Homme à femmes compulsif, il séduisait les actrices. Lorsqu’elles étaient enceintes, il leur disait: «Maintenant, je sais que tu m’aimes», puis les quittait. Il a eu huit enfants de cinq femmes différentes dont il s’est peu soucié – il affirme ne pas connaître leurs dates de naissance. «Ingmar était plus proche de son enfance que de celle de ses enfants», explique un de ses rejetons. Son fils Daniel se souvient d’une réunion de famille où le vieil homme retiré du cinéma pleurnichait: «Les acteurs me manquent.» Sa fille lui a sèchement lancé que ce serait bien si une fois il disait que ses enfants ou ses petits-enfants lui manquaient. Lui: «Mais ils ne me manquent pas»…

Fesses engourdies

«Il était adorable quand il était Ingmar et insupportable quand il devenait Bergman», dit Liv Ullmann. Le comédien et metteur en scène Thorsten Flinck connaît bien la face dictatoriale du cinéaste. Il en fait une hilarante imitation lorsque celui-ci, devenu le patron du théâtre suédois, l’a incendié.
En 1982, après Fanny et Alexandre, Ingmar Bergman a pris sa retraite. Il a toutefois tourné encore une douzaine de films pour la télévision, dont les brillants En présence d’un clown et Sarabande. Il a vécu ses dernières années sur l’île de Fårö dans une «solitude absolue». La gouvernante qui lui apportait à manger lui massait le dos.
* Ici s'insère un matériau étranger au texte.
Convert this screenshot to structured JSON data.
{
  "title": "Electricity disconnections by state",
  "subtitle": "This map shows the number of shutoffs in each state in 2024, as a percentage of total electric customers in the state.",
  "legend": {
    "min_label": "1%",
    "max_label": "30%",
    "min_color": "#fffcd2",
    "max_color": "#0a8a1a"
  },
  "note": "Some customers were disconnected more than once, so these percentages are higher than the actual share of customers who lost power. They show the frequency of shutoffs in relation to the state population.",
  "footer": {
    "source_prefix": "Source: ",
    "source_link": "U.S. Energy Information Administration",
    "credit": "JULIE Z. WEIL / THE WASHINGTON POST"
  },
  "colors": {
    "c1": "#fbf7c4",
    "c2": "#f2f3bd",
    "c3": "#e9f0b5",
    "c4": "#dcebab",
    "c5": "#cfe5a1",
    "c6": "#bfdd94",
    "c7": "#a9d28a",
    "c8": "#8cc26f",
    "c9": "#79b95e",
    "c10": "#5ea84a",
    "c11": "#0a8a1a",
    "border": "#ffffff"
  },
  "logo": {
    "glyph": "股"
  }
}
Au bout d’un moment, il la congédiait: «J’ai eu assez de chaleur humaine, vous pouvez y aller.» Il est décédé le 30 juillet 2007.


Déjà âgé, Ingmar Bergman répond à une interview télévisée. On lui demande s’il considère que 1957 a été la meilleure année de sa vie. «Je ne raisonne pas ainsi…», commence-t-il. Puis il se déplace sur sa chaise. «J’ai dérangé ton cadrage», fait-il avec une sollicitude hypocrite, avant de préciser: «J’ai les fesses engourdies»… Une aimable façon de dire: «Tes questions, je m’assieds dessus.» A Year in the Life se termine sur cette gracieuse pirouette. Tout est dit et le mystère demeure.

«A la recherche d’Ingmar Bergman (Searching for Ingmar Bergman)», de Margarethe von Trotta (Allemagne, France), 1h39.
«Bergman. A Year in the Life (Bergman. Ett År ett liv)», de Jane Magnusson (Suède, Norvège), 1h57.